Learn More about Dr. Klein's research:
I see emotional experiences as the core drivers of human quality of life, both in terms of happiness and the most common mental health problems such as depression, anxiety, substance abuse, and even suicide. The foundation of my work rests on my belief that the emotions we experience are determined in large part by the ways in which we think about our life experiences (including our emotions themselves). From this perspective, it is absolutely essential for modern emotional science to clearly understand the relationship between key thinking processes (e.g., distress tolerance) and the emotions or moods we experience.
In the psychological sciences, better understanding the link between how we think and how we feel begins with research methods capable of measuring emotional episodes with precision. However, modern emotion assessment methods have critical limitations. For instance, existing paradigms cannot distinguish between dynamic phenomena like reaction intensity and reaction duration (and likely conflate them), leading to an incomplete understanding of the psychological processes that are actually driving the dysregulated emotion that characterizes neuroticism, anxiety, depression, and unhappiness. For these reasons, my early research has focused on developing experimental paradigms that are capable of differentiating and codifying dynamic reactivity processes. This award-winning research suggests that, contrary to many current theories, the processes underlying peak intensity of emotion reactions actually support mental health, while the psychological processes that trigger elongated emotional reactions (e.g., distress intolerance, rumination) are likely the true drivers of dysregulated emotion. This work originally led me to the concept of psychological flexibility, a theory that explains these findings perfectly, and one that has become the core of my current thinking.

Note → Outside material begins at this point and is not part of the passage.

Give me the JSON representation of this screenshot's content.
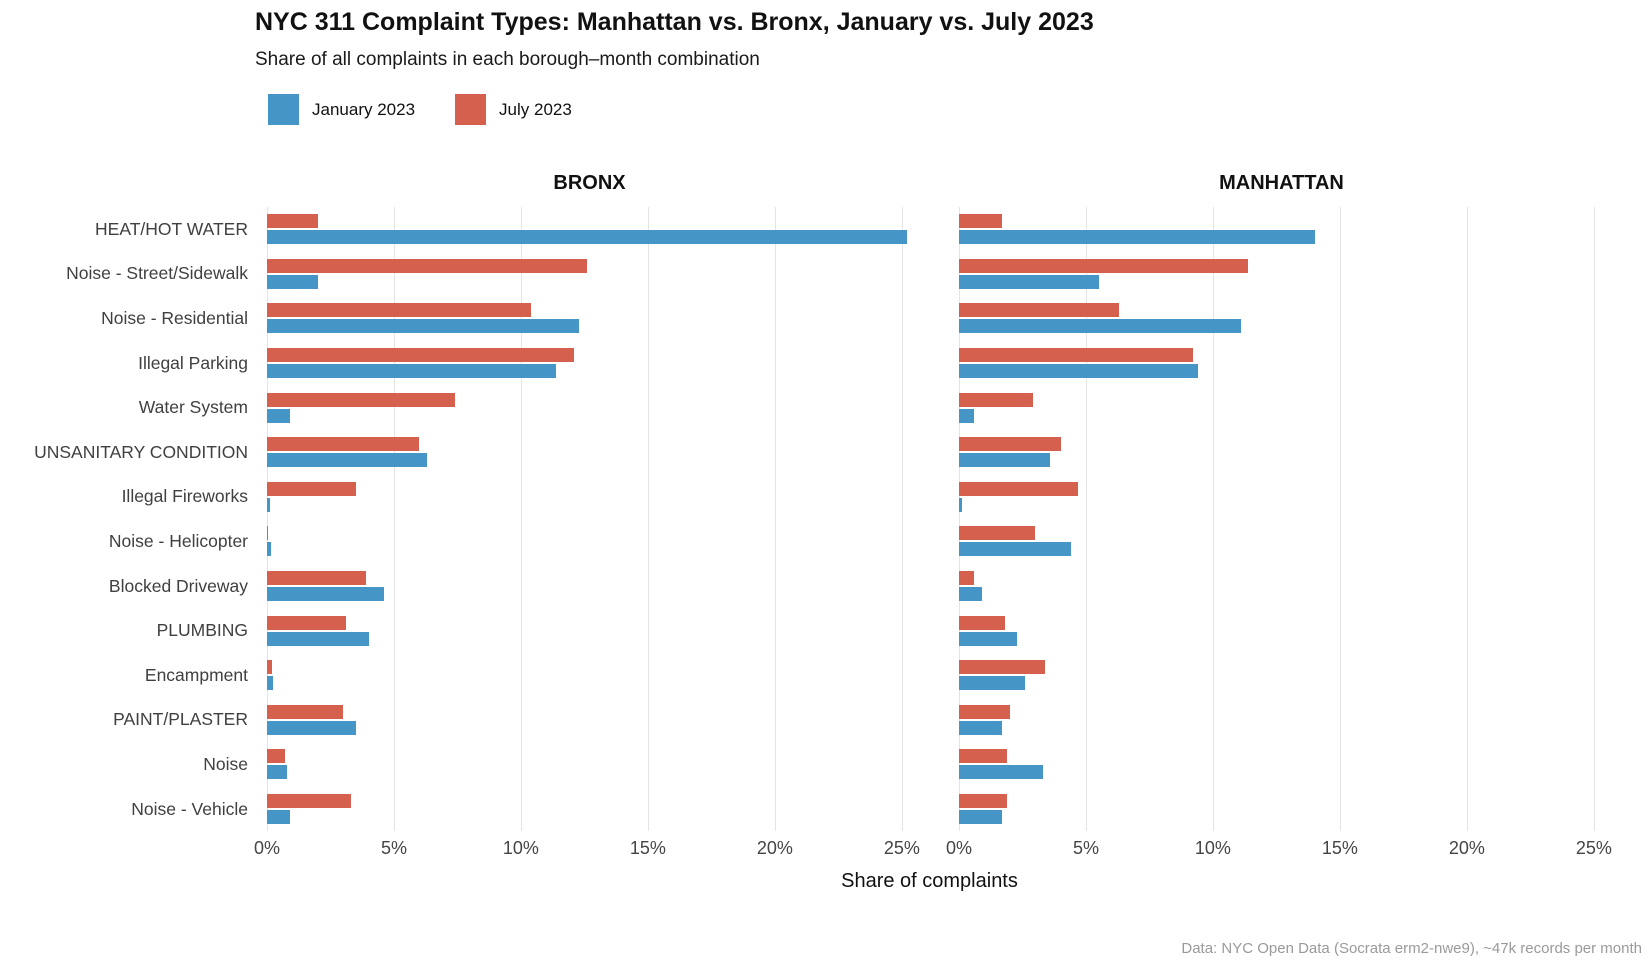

Importantly, psychological flexibility theory describes perhaps the oldest concept for emotion regulation in recorded history, lending it unique credibility. And because dysregulated emotion underlies the vast majority of psychological problems, including unhappiness, I see transdiagnostic therapeutics based on psychological flexibility theory as an incredibly efficient and powerful tool that could truly take on the mental health challenges our society faces.